With the old on-premise infrastructure "it was difficult to properly embrace new technologies, and DevOps teams were considered to be a bottleneck," says Jacobs. "Now, with this cloud infrastructure, they have this packaging format, which can contain anything that runs in the Linux kernel. This makes a lot of people pretty happy. The engineers love the autonomy."

There were a few challenges in Zalando's Kubernetes implementation. "We are a team of seven people providing clusters to different engineering teams, and our goal is to provide a rock-solid experience for all of them," says Jacobs. "We don't want pet clusters. We don't want to have to understand what workload they have; it should just work out of the box. With that in mind, cluster autoscaling is important. There are many different ways of doing cluster management, and this is not part of the core. So we created two components to provision clusters, have a registry for clusters, and to manage the whole cluster life cycle."

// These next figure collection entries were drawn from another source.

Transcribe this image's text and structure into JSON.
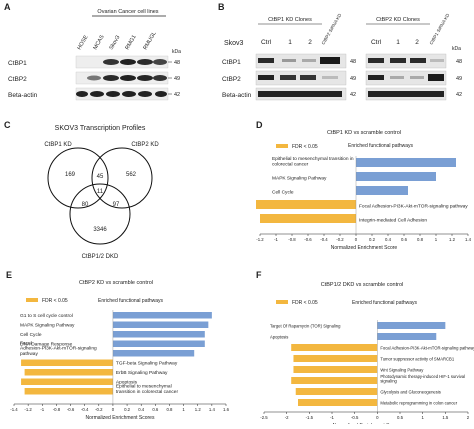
{
  "panelA": {
    "label": "A",
    "header": "Ovarian Cancer cell lines",
    "lanes": [
      "HOSE",
      "MCAS",
      "Skov3",
      "RMG1",
      "RMUGL"
    ],
    "kda": "kDa",
    "blots": [
      {
        "name": "CtBP1",
        "kda": "48"
      },
      {
        "name": "CtBP2",
        "kda": "49"
      },
      {
        "name": "Beta-actin",
        "kda": "42"
      }
    ]
  },
  "panelB": {
    "label": "B",
    "cell_line": "Skov3",
    "group1": {
      "title": "CtBP1 KD Clones",
      "lanes": [
        "Ctrl",
        "1",
        "2",
        "CtBP2 SiRNA KD"
      ]
    },
    "group2": {
      "title": "CtBP2 KD Clones",
      "lanes": [
        "Ctrl",
        "1",
        "2",
        "CtBP1 SiRNA KD"
      ]
    },
    "kda": "kDa",
    "blots": [
      {
        "name": "CtBP1",
        "kda": "48"
      },
      {
        "name": "CtBP2",
        "kda": "49"
      },
      {
        "name": "Beta-actin",
        "kda": "42"
      }
    ]
  },
  "panelC": {
    "label": "C",
    "title": "SKOV3 Transcription Profiles",
    "set1": "CtBP1 KD",
    "set2": "CtBP2 KD",
    "set3": "CtBP1/2  DKD",
    "counts": {
      "only1": "169",
      "only2": "562",
      "only3": "3346",
      "n12": "45",
      "n13": "80",
      "n23": "97",
      "n123": "11"
    }
  },
  "chart_data": [
    {
      "panel": "D",
      "type": "bar",
      "orientation": "horizontal",
      "title": "CtBP1 KD vs scramble control",
      "legend": [
        {
          "label": "FDR < 0.05",
          "color": "#f3b73f"
        },
        {
          "label": "Enriched functional pathways",
          "color": "#7a9fd4"
        }
      ],
      "categories": [
        "Epithelial to mesenchymal transition in colorectal cancer",
        "MAPK Signaling Pathway",
        "Cell Cycle",
        "Focal Adhesion-PI3K-Akt-mTOR-signaling pathway",
        "Integrin-mediated Cell Adhesion"
      ],
      "values": [
        1.25,
        1.0,
        0.65,
        -1.25,
        -1.2
      ],
      "fdr_significant": [
        false,
        false,
        false,
        true,
        true
      ],
      "xlabel": "Normalized Enrichment Score",
      "xticks": [
        "-1.2",
        "-1",
        "-0.8",
        "-0.6",
        "-0.4",
        "-0.2",
        "0",
        "0.2",
        "0.4",
        "0.6",
        "0.8",
        "1",
        "1.2",
        "1.4"
      ],
      "xlim": [
        -1.2,
        1.4
      ]
    },
    {
      "panel": "E",
      "type": "bar",
      "orientation": "horizontal",
      "title": "CtBP2 KD vs scramble control",
      "legend": [
        {
          "label": "FDR < 0.05",
          "color": "#f3b73f"
        },
        {
          "label": "Enriched functional pathways",
          "color": "#7a9fd4"
        }
      ],
      "categories": [
        "G1 to S cell cycle control",
        "MAPK Signaling Pathway",
        "Cell Cycle",
        "DNA Damage Response",
        "Focal Adhesion-PI3K-Akt-mTOR-signaling pathway",
        "TGF-beta Signaling Pathway",
        "ErbB Signaling Pathway",
        "Apoptosis",
        "Epithelial to mesenchymal transition in colorectal cancer"
      ],
      "values": [
        1.4,
        1.35,
        1.3,
        1.3,
        1.15,
        -1.3,
        -1.25,
        -1.3,
        -1.25
      ],
      "fdr_significant": [
        false,
        false,
        false,
        false,
        false,
        true,
        true,
        true,
        true
      ],
      "xlabel": "Normalized Enrichment Scores",
      "xticks": [
        "-1.4",
        "-1.2",
        "-1",
        "-0.8",
        "-0.6",
        "-0.4",
        "-0.2",
        "0",
        "0.2",
        "0.4",
        "0.6",
        "0.8",
        "1",
        "1.2",
        "1.4",
        "1.6"
      ],
      "xlim": [
        -1.4,
        1.6
      ]
    },
    {
      "panel": "F",
      "type": "bar",
      "orientation": "horizontal",
      "title": "CtBP1/2 DKD vs scramble control",
      "legend": [
        {
          "label": "FDR < 0.05",
          "color": "#f3b73f"
        },
        {
          "label": "Enriched functional pathways",
          "color": "#7a9fd4"
        }
      ],
      "categories": [
        "Target Of Rapamycin (TOR) Signaling",
        "Apoptosis",
        "Focal Adhesion-PI3K-Akt-mTOR-signaling pathway",
        "Tumor suppressor activity of SMARCB1",
        "Wnt Signaling Pathway",
        "Photodynamic therapy-induced HIF-1 survival signaling",
        "Glycolysis and Gluconeogenesis",
        "Metabolic reprogramming in colon cancer"
      ],
      "values": [
        1.5,
        1.3,
        -1.9,
        -1.85,
        -1.85,
        -1.9,
        -1.8,
        -1.75
      ],
      "fdr_significant": [
        false,
        false,
        true,
        true,
        true,
        true,
        true,
        true
      ],
      "xlabel": "Normalized Enrichment Score",
      "xticks": [
        "-2.5",
        "-2",
        "-1.5",
        "-1",
        "-0.5",
        "0",
        "0.5",
        "1",
        "1.5",
        "2"
      ],
      "xlim": [
        -2.5,
        2
      ]
    }
  ]
}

Jacobs's team also worked to improve the Kubernetes-AWS integration. "Thus you're very restricted. You need infrastructure to scale each autonomous team's idea." Plus, "there are still a lot of best practices missing," says Jacobs. The team, for example, recently solved a pod security policy issue. "There was already a concept in Kubernetes but it wasn't documented, so it was kind of tricky," he says. The large Kubernetes community was a big help to resolve the issue. To help other companies start down the same path, Jacobs compiled his team's learnings in a document called Running Kubernetes in Production.

In the end, Kubernetes made it possible for Zalando to introduce and maintain the new products the company envisioned to grow its platform. "The fashion advice product used Scala, and there were struggles to make this possible with our former infrastructure," says Jacobs. "It was a workaround, and that team needed more and more support from the platform team, just because they used different technologies. Now with Kubernetes, it's autonomous. Whatever the workload is, that team can just go their way, and Kubernetes prevents other bottlenecks."

Looking ahead, Jacobs sees Zalando's new infrastructure as a great enabler for other things the company has in the works, from its new logistics software, to a platform feature connecting brands, to products dreamed up by data scientists. "One vision is if you watch the next James Bond movie and see the suit he's wearing, you should be able to automatically order it, and have it delivered to you within an hour," says Jacobs. "It's about connecting the full fashion sphere. This is definitely not possible if you have a bottleneck with everyone running in the same data center and thus very restricted. You need infrastructure to scale each autonomous team's idea."

For other companies considering this technology, Jacobs says he wouldn't necessarily advise doing it exactly the same way Zalando did. "It's okay to do so if you're ready to fail at some things," he says. "You need to set the right expectations. Not everything will work. Rewriting apps and this type of organizational change can be disruptive. The first product we moved was critical. There were a lot of dependencies, and it took longer than expected. Maybe we should have started with something less complicated, less business critical, just to get our toes wet."

But once they got to the other side "it was clear for everyone that there's no big alternative," Jacobs adds. "The Kubernetes API allows us to run applications in a cloud provider-agnostic way, which gives us the freedom to revisit IaaS providers in the coming years. Zalando Technology benefits from migrating to Kubernetes as we are able to leverage our existing knowledge to create an engineering platform offering flexibility and speed to our engineers while significantly reducing the operational overhead. We expect the Kubernetes API to be the global standard for PaaS infrastructure and are excited about the continued journey."